A coronary calcium scan is most useful for patients at moderate risk for a heart attack. People who are at moderate risk have a 10–20& chance of having a heart attack within the next 10 years. This can be estimated using the Risk Assessment Tool from the National Cholesterol Education Program.
Low risk individuals who have a family history of coronary artery disease may also benefit from a coronary calcium scan.
Individuals at high risk or who already have known atherosclerotic disease are unlikely to benefit from this exam. Other imaging options such as a coronary CT angiogram or a cardiac MRI may be more appropriate in such patients.
The exam should only be performed at a center with a 64-slice CT scan or better to minimize cardiac motion artifacts. The patient may need a low dose ß-blocker to lower HR to < 65. Higher heart rates may be permitted with the faster 256-slice CT scanner at Wellstar Kennestone Hospital.

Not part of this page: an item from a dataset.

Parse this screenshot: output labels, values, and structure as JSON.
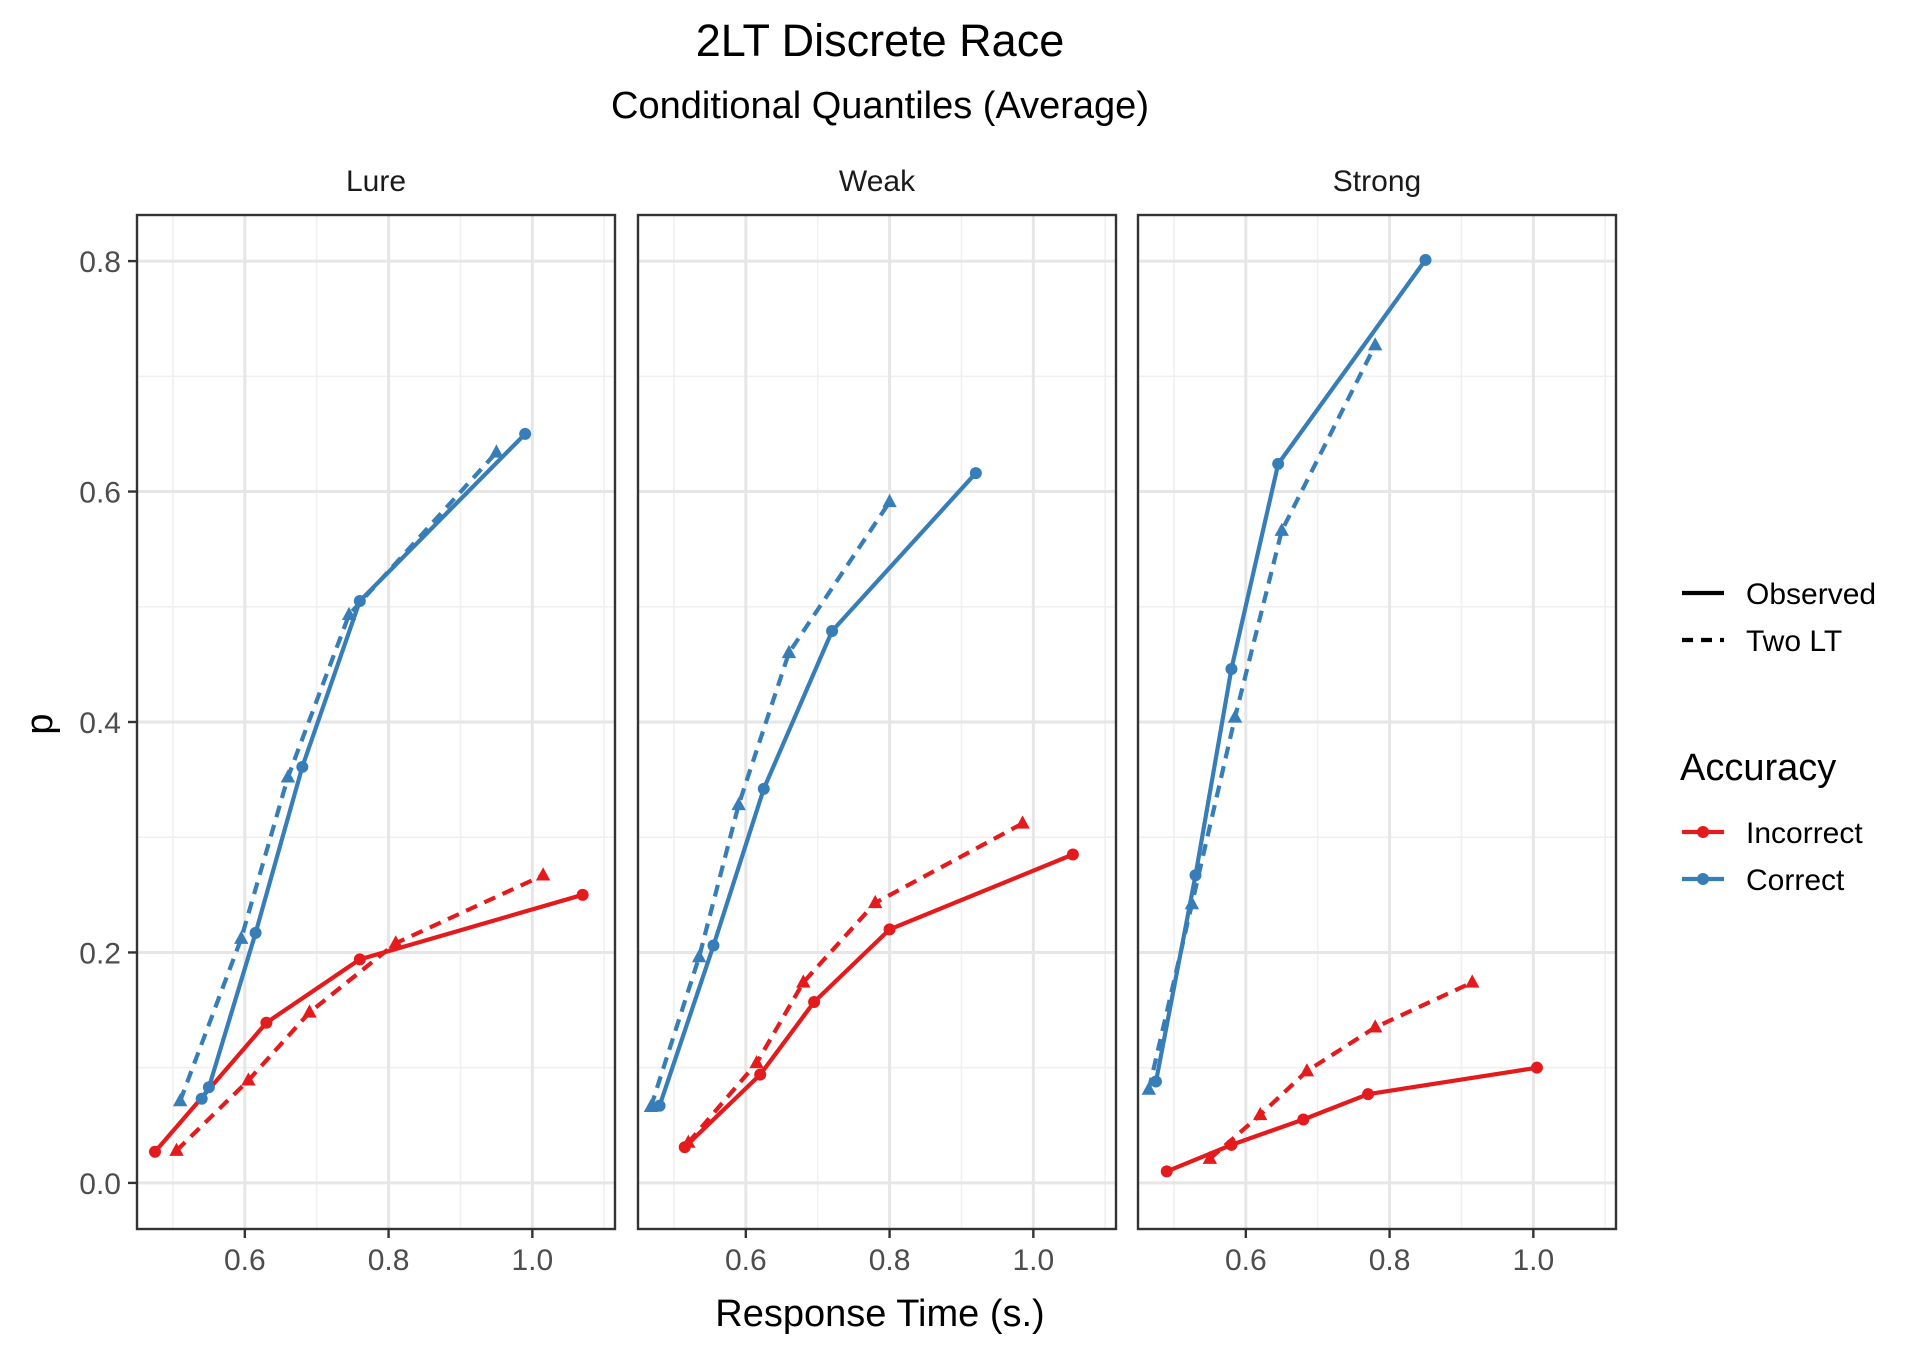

The test is not suitable for patients with irregular heart beat or those who are pregnant. It should not be ordered for patients who have had a prior MI, CABG, or coronary stents. It is not suitable in a patient with a prior CT angiographic exam or screening CT calcium score within the last 4 years.
No stimulants should be taken 6-8 hours prior to test. Stimulants include caffeine, tobacco, cold medications, etc. Patients may otherwise eat and drink prior to the test.
Blood pressure and cardiac medications should be taken as normal. If there is concern a medication will interfere with the exam, please contact the scanning facility for more information.
Patient’s heart rate must be 75 beats per minute or less at the time of the scan or it will need to be rescheduled.
Single Scan Rate ($99.00) vs. Couples Scan Rate ($149.00)
A sample report is provided at right. The specific calcified vessels are identified along with a total coronary calcium score. A graph showing the patient’s score relative to their cohort is provided, as is a table indicating relative risk. Higher risk may justify more aggressive medical intervention, additional non-invasive testing, and even coronary intervention.
In addition to assessing the coronary calcium score, the cardiac radiologist performs a comprehensive evaluation of all imaged thoracic anatomy. This includes the mediastinum, upper abdomen, lung parenchyma, and osseous structures. The radiologists report may provide additional recommendations based on unexpected but clinically relevant findings.
All results are immediately available to Wellstar affiliated physician via the Wellstar Portal. Otherwise, results may be mailed to the patient and/or outside referring MD.